In the ambitious programme of the Téllez de Girón family to magnify Osuna and control the institutions of the town, following the model of the families that governed the Italian cities, the obtaining of the ownership of the Collegiate Church of Osuna was key. Obtained by a papal bull of Paul III, the document granted the right of patronage and to present the position of abbot to the Count of Ureña and his descendants.

The construction of the collegiate church began around 1530 on the site where the remains of the medieval parish church known as the Castle Church were.

Its main body would not be finished until 1540, although its current appearance is the result of various modifications, extensions and reforms that occurred until the 20th century.

The ashlar construction, built with alberiza stone extracted from local quarries, the imposing buttresses and the scarce decoration give it an austere appearance from the outside that contrasts with the aesthetic luxury of the interior when entering the building.

The temple was conceived in a Gothic style, but was modified following the Renaissance taste, presenting a rectangular floor plan with three naves of equal length. Of the three doorways of the main façade, located at the foot of the building, the side ones are blocked off, leaving as access the one currently known as Puerta del Sol, in Plateresque style and decorated with grotesques and medallions, from which one accesses the main nave.

Two doors added in later reforms give access to the side naves, the Puerta de la Cuesta to the Gospel nave and the Puerta del Sol to the Epistle nave.

Although the original design of the building would have been flanked by two towers, one was never built and the one we see today remained unfinished until it fell at the beginning of the 20th century, and was rebuilt.

The spacious interior has three naves of equal length separated by semicircular arches supported by pillars on pedestals with columns and attached pilasters, with the central nave being the widest. At the back, the dome of the apse is the result of an 18th century reform.

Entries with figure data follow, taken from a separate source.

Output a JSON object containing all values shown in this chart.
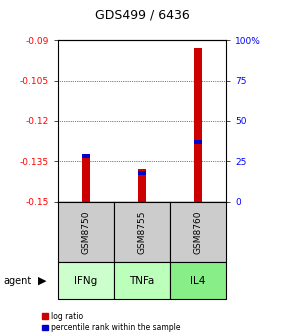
{
  "title": "GDS499 / 6436",
  "categories": [
    "IFNg",
    "TNFa",
    "IL4"
  ],
  "sample_ids": [
    "GSM8750",
    "GSM8755",
    "GSM8760"
  ],
  "log_ratios": [
    -0.133,
    -0.138,
    -0.093
  ],
  "percentiles": [
    28,
    18,
    37
  ],
  "ylim_left": [
    -0.15,
    -0.09
  ],
  "yticks_left": [
    -0.15,
    -0.135,
    -0.12,
    -0.105,
    -0.09
  ],
  "ytick_labels_left": [
    "-0.15",
    "-0.135",
    "-0.12",
    "-0.105",
    "-0.09"
  ],
  "ylim_right": [
    0,
    100
  ],
  "yticks_right": [
    0,
    25,
    50,
    75,
    100
  ],
  "ytick_labels_right": [
    "0",
    "25",
    "50",
    "75",
    "100%"
  ],
  "bar_color_red": "#cc0000",
  "bar_color_blue": "#0000cc",
  "agent_colors": [
    "#ccffcc",
    "#bbffbb",
    "#88ee88"
  ],
  "sample_bg": "#cccccc",
  "bar_width": 0.15
}
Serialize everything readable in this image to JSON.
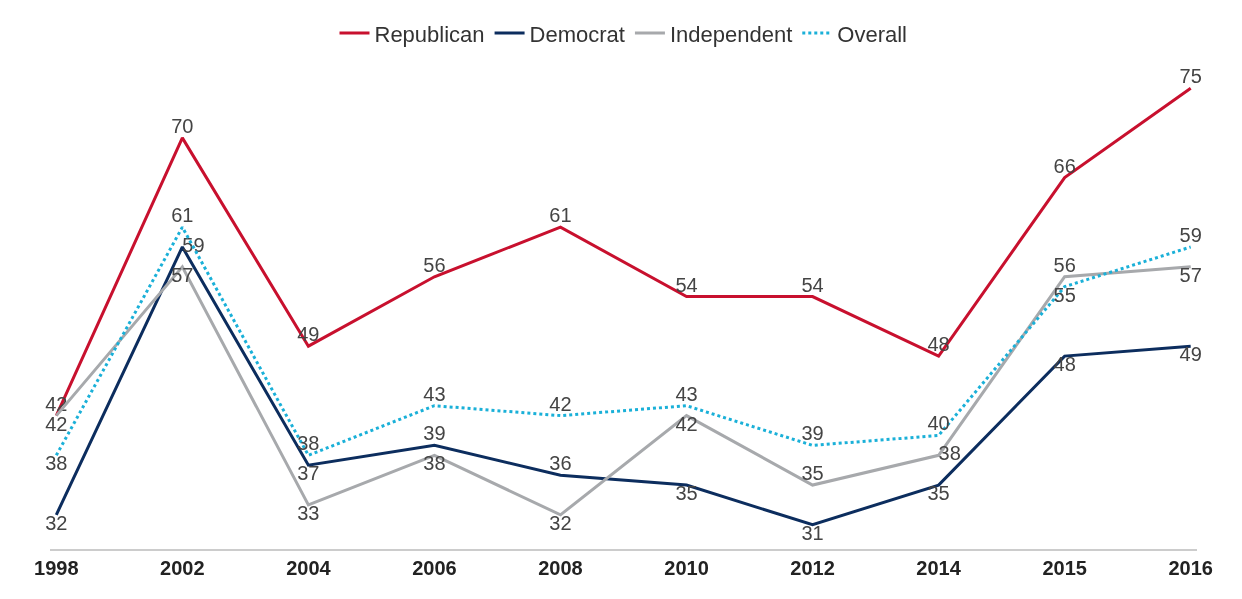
{
  "chart_data": {
    "type": "line",
    "categories": [
      "1998",
      "2002",
      "2004",
      "2006",
      "2008",
      "2010",
      "2012",
      "2014",
      "2015",
      "2016"
    ],
    "series": [
      {
        "name": "Republican",
        "color": "#c8102e",
        "line_style": "solid",
        "values": [
          42,
          70,
          49,
          56,
          61,
          54,
          54,
          48,
          66,
          75
        ]
      },
      {
        "name": "Democrat",
        "color": "#0c2d5e",
        "line_style": "solid",
        "values": [
          32,
          59,
          37,
          39,
          36,
          35,
          31,
          35,
          48,
          49
        ]
      },
      {
        "name": "Independent",
        "color": "#a7a9ac",
        "line_style": "solid",
        "values": [
          42,
          57,
          33,
          38,
          32,
          42,
          35,
          38,
          56,
          57
        ]
      },
      {
        "name": "Overall",
        "color": "#1ab0d8",
        "line_style": "dotted",
        "values": [
          38,
          61,
          38,
          43,
          42,
          43,
          39,
          40,
          55,
          59
        ]
      }
    ],
    "data_labels": true,
    "marker": "none",
    "grid": false,
    "legend": "top"
  }
}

A series of side chapels open onto the naves at the ends, which may correspond to the initial Gothic project. In the chapel of the Conception there are two Plateresque doorways, one leading to the old sacristy, now a room of the Museum of Sacred Art, and the second to the ducal pantheon.

Attached to the collegiate church, and partly under it, is one of the most unique constructions in this complex, the Pantheon of the ducal house of Osuna and county of Ureña, founded in the mid-16th century by the 4th count, Don Juan Téllez-Girón. The complex is accessed from the chapel of the Immaculate Conception through a Plateresque door decorated with motifs alluding to death as a sign of mourning and warning, as it was only opened when a member of the family was to be buried, remaining closed the rest of the time.

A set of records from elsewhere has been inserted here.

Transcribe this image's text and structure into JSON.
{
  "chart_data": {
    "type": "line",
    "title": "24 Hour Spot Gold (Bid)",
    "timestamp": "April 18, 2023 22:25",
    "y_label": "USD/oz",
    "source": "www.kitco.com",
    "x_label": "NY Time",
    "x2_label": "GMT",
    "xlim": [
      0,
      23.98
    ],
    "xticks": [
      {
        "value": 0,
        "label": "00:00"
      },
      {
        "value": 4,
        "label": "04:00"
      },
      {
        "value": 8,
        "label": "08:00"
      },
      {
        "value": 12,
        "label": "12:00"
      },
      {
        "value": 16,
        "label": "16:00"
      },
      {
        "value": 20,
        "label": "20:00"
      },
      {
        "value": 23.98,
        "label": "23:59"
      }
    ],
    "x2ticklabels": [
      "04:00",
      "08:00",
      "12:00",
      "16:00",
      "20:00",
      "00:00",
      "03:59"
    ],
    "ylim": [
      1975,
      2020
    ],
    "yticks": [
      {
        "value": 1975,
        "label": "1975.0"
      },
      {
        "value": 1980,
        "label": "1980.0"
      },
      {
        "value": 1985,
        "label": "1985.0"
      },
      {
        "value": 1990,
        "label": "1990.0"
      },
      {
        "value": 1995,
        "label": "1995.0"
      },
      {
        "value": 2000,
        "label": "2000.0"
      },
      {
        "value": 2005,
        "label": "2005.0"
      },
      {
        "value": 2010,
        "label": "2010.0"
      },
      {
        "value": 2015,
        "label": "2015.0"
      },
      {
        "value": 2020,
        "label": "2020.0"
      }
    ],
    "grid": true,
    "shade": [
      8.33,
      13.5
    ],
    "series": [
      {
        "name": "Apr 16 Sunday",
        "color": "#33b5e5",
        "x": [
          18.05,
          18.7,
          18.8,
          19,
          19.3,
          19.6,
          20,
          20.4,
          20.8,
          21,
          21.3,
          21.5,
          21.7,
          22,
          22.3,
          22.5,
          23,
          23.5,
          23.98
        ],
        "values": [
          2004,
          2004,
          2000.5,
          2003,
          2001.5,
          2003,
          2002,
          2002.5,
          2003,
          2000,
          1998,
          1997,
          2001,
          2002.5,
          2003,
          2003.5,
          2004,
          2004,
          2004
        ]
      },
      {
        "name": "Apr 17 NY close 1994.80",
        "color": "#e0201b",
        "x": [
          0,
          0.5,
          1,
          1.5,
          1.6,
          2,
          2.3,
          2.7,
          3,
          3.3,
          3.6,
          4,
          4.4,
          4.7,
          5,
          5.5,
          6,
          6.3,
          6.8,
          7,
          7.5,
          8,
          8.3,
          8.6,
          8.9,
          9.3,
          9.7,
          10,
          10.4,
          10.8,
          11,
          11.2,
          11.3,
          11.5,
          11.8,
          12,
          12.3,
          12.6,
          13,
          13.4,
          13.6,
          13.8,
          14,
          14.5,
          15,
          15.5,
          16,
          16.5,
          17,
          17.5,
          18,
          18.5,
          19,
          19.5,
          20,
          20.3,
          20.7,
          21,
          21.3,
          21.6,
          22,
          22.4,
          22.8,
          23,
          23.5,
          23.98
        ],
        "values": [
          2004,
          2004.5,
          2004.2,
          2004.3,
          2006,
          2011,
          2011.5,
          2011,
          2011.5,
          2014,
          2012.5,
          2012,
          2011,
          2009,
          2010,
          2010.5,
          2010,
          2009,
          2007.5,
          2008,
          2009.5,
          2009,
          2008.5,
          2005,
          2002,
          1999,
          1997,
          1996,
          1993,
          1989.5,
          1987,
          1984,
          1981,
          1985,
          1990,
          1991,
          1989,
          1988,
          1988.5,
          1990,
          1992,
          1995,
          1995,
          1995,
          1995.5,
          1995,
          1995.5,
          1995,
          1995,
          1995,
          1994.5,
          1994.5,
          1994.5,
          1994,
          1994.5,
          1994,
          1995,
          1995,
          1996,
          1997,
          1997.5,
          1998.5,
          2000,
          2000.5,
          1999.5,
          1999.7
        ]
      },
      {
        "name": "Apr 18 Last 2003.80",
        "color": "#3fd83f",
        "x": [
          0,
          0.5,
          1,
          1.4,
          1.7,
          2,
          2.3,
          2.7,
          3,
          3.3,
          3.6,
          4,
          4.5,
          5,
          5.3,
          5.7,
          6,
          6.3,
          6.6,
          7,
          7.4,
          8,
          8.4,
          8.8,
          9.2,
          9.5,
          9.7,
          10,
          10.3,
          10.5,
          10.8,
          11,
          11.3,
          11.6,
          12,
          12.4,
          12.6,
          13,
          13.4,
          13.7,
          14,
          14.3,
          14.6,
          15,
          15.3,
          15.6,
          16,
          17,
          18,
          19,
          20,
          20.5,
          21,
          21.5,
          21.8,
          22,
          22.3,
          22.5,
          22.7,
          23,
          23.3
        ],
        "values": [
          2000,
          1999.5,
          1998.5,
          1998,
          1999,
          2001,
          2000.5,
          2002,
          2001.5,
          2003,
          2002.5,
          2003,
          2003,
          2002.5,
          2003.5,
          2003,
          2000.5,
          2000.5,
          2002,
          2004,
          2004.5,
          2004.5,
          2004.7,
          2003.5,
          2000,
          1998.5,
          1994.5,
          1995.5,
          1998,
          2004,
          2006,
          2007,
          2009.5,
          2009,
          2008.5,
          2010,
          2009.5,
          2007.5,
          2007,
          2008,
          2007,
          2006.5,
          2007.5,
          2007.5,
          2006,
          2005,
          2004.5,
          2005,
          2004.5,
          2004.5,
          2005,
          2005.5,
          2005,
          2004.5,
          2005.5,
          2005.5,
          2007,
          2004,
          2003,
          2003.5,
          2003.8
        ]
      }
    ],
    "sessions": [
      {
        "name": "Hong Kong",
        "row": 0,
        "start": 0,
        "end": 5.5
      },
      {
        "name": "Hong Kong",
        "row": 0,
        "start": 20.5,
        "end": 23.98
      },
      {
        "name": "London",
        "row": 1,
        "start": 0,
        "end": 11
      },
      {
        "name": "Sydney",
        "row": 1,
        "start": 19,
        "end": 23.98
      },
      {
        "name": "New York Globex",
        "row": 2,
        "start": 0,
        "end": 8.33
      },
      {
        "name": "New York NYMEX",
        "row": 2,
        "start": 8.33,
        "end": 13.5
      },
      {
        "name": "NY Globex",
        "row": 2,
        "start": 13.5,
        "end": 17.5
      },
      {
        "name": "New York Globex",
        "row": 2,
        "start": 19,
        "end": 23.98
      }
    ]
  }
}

Of the different rooms that make up the pantheon, the most notable are the chapel of the Holy Sepulchre and the sepulchral crypt, two underground rooms that are under the main altar of the collegiate church. A location that was intended to place the relatives who rested in the crypt under divine protection.

The Renaissance architecture of the collegiate complex was completed with a rich iconographic programme where the altarpieces stand out as support, among whose scenes there is a representation of the Assumption of the Virgin Mary, under whose patronage the Collegiate Church is.

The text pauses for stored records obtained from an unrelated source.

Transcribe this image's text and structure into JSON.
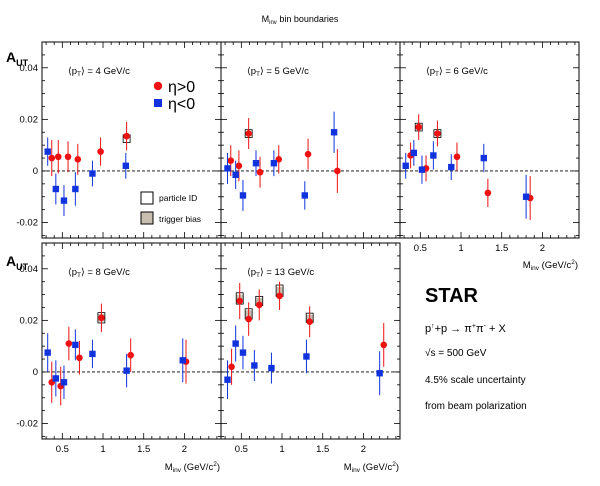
{
  "figure": {
    "top_title": "M",
    "top_title_sub": "inv",
    "top_title_rest": " bin boundaries",
    "ylabel_main": "A",
    "ylabel_sub": "UT",
    "xlabel_main": "M",
    "xlabel_sub": "inv",
    "xlabel_unit": " (GeV/c",
    "xlabel_sup": "2",
    "xlabel_close": ")",
    "star_label": "STAR",
    "reaction_p": "p",
    "reaction_arrow_sup": "↑",
    "reaction_rest": "+p → π",
    "reaction_pi_plus": "+",
    "reaction_pi2": "π",
    "reaction_pi_minus": "-",
    "reaction_end": " + X",
    "sqrt_s": "√s = 500 GeV",
    "scale_unc_line1": "4.5% scale uncertainty",
    "scale_unc_line2": "from beam polarization",
    "legend_eta_pos": "η>0",
    "legend_eta_neg": "η<0",
    "legend_pid": "particle ID",
    "legend_trig": "trigger bias",
    "colors": {
      "eta_pos": "#ee1111",
      "eta_neg": "#1133dd",
      "trig_fill": "#c8bfb0"
    }
  },
  "chart_data": [
    {
      "type": "scatter",
      "panel": "pt4",
      "title_pre": "⟨p",
      "title_sub": "T",
      "title_post": "⟩ = 4 GeV/c",
      "xlim": [
        0.25,
        2.45
      ],
      "ylim": [
        -0.026,
        0.05
      ],
      "yticks": [
        "0.04",
        "0.02",
        "0",
        "-0.02"
      ],
      "xticks": [],
      "series": [
        {
          "name": "η>0",
          "color": "#ee1111",
          "marker": "circle",
          "points": [
            [
              0.37,
              0.005,
              0.007
            ],
            [
              0.45,
              0.0055,
              0.0065
            ],
            [
              0.57,
              0.0055,
              0.006
            ],
            [
              0.69,
              0.0045,
              0.006
            ],
            [
              0.97,
              0.0075,
              0.0055
            ],
            [
              1.29,
              0.0135,
              0.0055
            ]
          ]
        },
        {
          "name": "η<0",
          "color": "#1133dd",
          "marker": "square",
          "points": [
            [
              0.32,
              0.0075,
              0.0055
            ],
            [
              0.42,
              -0.007,
              0.006
            ],
            [
              0.52,
              -0.0115,
              0.006
            ],
            [
              0.66,
              -0.007,
              0.0065
            ],
            [
              0.87,
              -0.001,
              0.005
            ],
            [
              1.28,
              0.002,
              0.005
            ]
          ]
        }
      ],
      "pid_boxes": [
        [
          1.29,
          0.0125,
          0.0015
        ]
      ],
      "trig_boxes": []
    },
    {
      "type": "scatter",
      "panel": "pt5",
      "title_pre": "⟨p",
      "title_sub": "T",
      "title_post": "⟩ = 5 GeV/c",
      "xlim": [
        0.25,
        2.45
      ],
      "ylim": [
        -0.026,
        0.05
      ],
      "yticks": [],
      "xticks": [],
      "series": [
        {
          "name": "η>0",
          "color": "#ee1111",
          "marker": "circle",
          "points": [
            [
              0.37,
              0.004,
              0.006
            ],
            [
              0.47,
              0.002,
              0.006
            ],
            [
              0.59,
              0.0145,
              0.006
            ],
            [
              0.73,
              -0.0005,
              0.006
            ],
            [
              0.96,
              0.0045,
              0.0055
            ],
            [
              1.32,
              0.0065,
              0.006
            ],
            [
              1.68,
              0.0,
              0.0085
            ]
          ]
        },
        {
          "name": "η<0",
          "color": "#1133dd",
          "marker": "square",
          "points": [
            [
              0.33,
              0.001,
              0.006
            ],
            [
              0.43,
              -0.0015,
              0.0055
            ],
            [
              0.52,
              -0.0095,
              0.006
            ],
            [
              0.68,
              0.003,
              0.005
            ],
            [
              0.9,
              0.003,
              0.005
            ],
            [
              1.28,
              -0.0095,
              0.0055
            ],
            [
              1.64,
              0.015,
              0.008
            ]
          ]
        }
      ],
      "pid_boxes": [
        [
          0.59,
          0.0145,
          0.0015
        ]
      ],
      "trig_boxes": []
    },
    {
      "type": "scatter",
      "panel": "pt6",
      "title_pre": "⟨p",
      "title_sub": "T",
      "title_post": "⟩ = 6 GeV/c",
      "xlim": [
        0.25,
        2.45
      ],
      "ylim": [
        -0.026,
        0.05
      ],
      "yticks": [],
      "xticks": [
        "0.5",
        "1",
        "1.5",
        "2"
      ],
      "series": [
        {
          "name": "η>0",
          "color": "#ee1111",
          "marker": "circle",
          "points": [
            [
              0.38,
              0.006,
              0.005
            ],
            [
              0.48,
              0.017,
              0.005
            ],
            [
              0.57,
              0.001,
              0.005
            ],
            [
              0.71,
              0.0145,
              0.005
            ],
            [
              0.95,
              0.0055,
              0.0055
            ],
            [
              1.33,
              -0.0085,
              0.0055
            ],
            [
              1.85,
              -0.0105,
              0.0085
            ]
          ]
        },
        {
          "name": "η<0",
          "color": "#1133dd",
          "marker": "square",
          "points": [
            [
              0.32,
              0.002,
              0.005
            ],
            [
              0.42,
              0.007,
              0.005
            ],
            [
              0.52,
              0.0005,
              0.0055
            ],
            [
              0.66,
              0.006,
              0.0055
            ],
            [
              0.88,
              0.0015,
              0.005
            ],
            [
              1.28,
              0.005,
              0.0055
            ],
            [
              1.8,
              -0.01,
              0.0085
            ]
          ]
        }
      ],
      "pid_boxes": [
        [
          0.48,
          0.017,
          0.0015
        ],
        [
          0.71,
          0.0145,
          0.0015
        ]
      ],
      "trig_boxes": []
    },
    {
      "type": "scatter",
      "panel": "pt8",
      "title_pre": "⟨p",
      "title_sub": "T",
      "title_post": "⟩ = 8 GeV/c",
      "xlim": [
        0.25,
        2.45
      ],
      "ylim": [
        -0.026,
        0.05
      ],
      "yticks": [
        "0.04",
        "0.02",
        "0",
        "-0.02"
      ],
      "xticks": [
        "0.5",
        "1",
        "1.5",
        "2"
      ],
      "series": [
        {
          "name": "η>0",
          "color": "#ee1111",
          "marker": "circle",
          "points": [
            [
              0.37,
              -0.004,
              0.008
            ],
            [
              0.48,
              -0.0055,
              0.0075
            ],
            [
              0.58,
              0.011,
              0.0065
            ],
            [
              0.71,
              0.0055,
              0.0065
            ],
            [
              0.98,
              0.021,
              0.0055
            ],
            [
              1.34,
              0.0065,
              0.0065
            ],
            [
              2.02,
              0.004,
              0.0085
            ]
          ]
        },
        {
          "name": "η<0",
          "color": "#1133dd",
          "marker": "square",
          "points": [
            [
              0.32,
              0.0075,
              0.0075
            ],
            [
              0.42,
              -0.0025,
              0.007
            ],
            [
              0.52,
              -0.004,
              0.0065
            ],
            [
              0.66,
              0.0105,
              0.006
            ],
            [
              0.87,
              0.007,
              0.0055
            ],
            [
              1.29,
              0.0005,
              0.0065
            ],
            [
              1.98,
              0.0045,
              0.0085
            ]
          ]
        }
      ],
      "pid_boxes": [
        [
          0.98,
          0.021,
          0.002
        ]
      ],
      "trig_boxes": [
        [
          0.98,
          0.021,
          0.0015
        ]
      ]
    },
    {
      "type": "scatter",
      "panel": "pt13",
      "title_pre": "⟨p",
      "title_sub": "T",
      "title_post": "⟩ = 13 GeV/c",
      "xlim": [
        0.25,
        2.45
      ],
      "ylim": [
        -0.026,
        0.05
      ],
      "yticks": [],
      "xticks": [
        "0.5",
        "1",
        "1.5",
        "2"
      ],
      "series": [
        {
          "name": "η>0",
          "color": "#ee1111",
          "marker": "circle",
          "points": [
            [
              0.38,
              0.002,
              0.007
            ],
            [
              0.48,
              0.0275,
              0.007
            ],
            [
              0.59,
              0.0205,
              0.0065
            ],
            [
              0.72,
              0.026,
              0.006
            ],
            [
              0.97,
              0.0295,
              0.0055
            ],
            [
              1.34,
              0.0195,
              0.006
            ],
            [
              2.25,
              0.0105,
              0.0085
            ]
          ]
        },
        {
          "name": "η<0",
          "color": "#1133dd",
          "marker": "square",
          "points": [
            [
              0.33,
              -0.003,
              0.0075
            ],
            [
              0.43,
              0.011,
              0.007
            ],
            [
              0.52,
              0.0075,
              0.0065
            ],
            [
              0.66,
              0.0025,
              0.006
            ],
            [
              0.87,
              0.0015,
              0.006
            ],
            [
              1.3,
              0.006,
              0.0065
            ],
            [
              2.2,
              -0.0005,
              0.0085
            ]
          ]
        }
      ],
      "pid_boxes": [
        [
          0.48,
          0.0285,
          0.0022
        ],
        [
          0.59,
          0.0225,
          0.002
        ],
        [
          0.72,
          0.0275,
          0.0018
        ],
        [
          0.97,
          0.0315,
          0.0022
        ],
        [
          1.34,
          0.021,
          0.0018
        ]
      ],
      "trig_boxes": [
        [
          0.48,
          0.0285,
          0.0015
        ],
        [
          0.59,
          0.0225,
          0.0014
        ],
        [
          0.72,
          0.0275,
          0.0012
        ],
        [
          0.97,
          0.0315,
          0.0015
        ],
        [
          1.34,
          0.021,
          0.0012
        ]
      ]
    }
  ]
}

As a result of the patronage of the dukes and donations from devotees, numerous works of art (imagery, painting, altarpieces, etc.) were added to the original iconographic and decorative programme, constituting a rich treasure where the collection of baroque oil paintings stands out, with paintings such as Christ of the Atonement by José de Ribera, and works of imagery, such as Christ of Mercy by Juan de Mesa.

Bibliography

AGREDANO ALONSO, J. La Colegiata de Osuna. Arte, Arqueología e Historia. 15. 2008.

VVAA. Colegiata de Nuestra Señora de la Asunción (Osuna). Ficha Técnica Junta de Andalucía.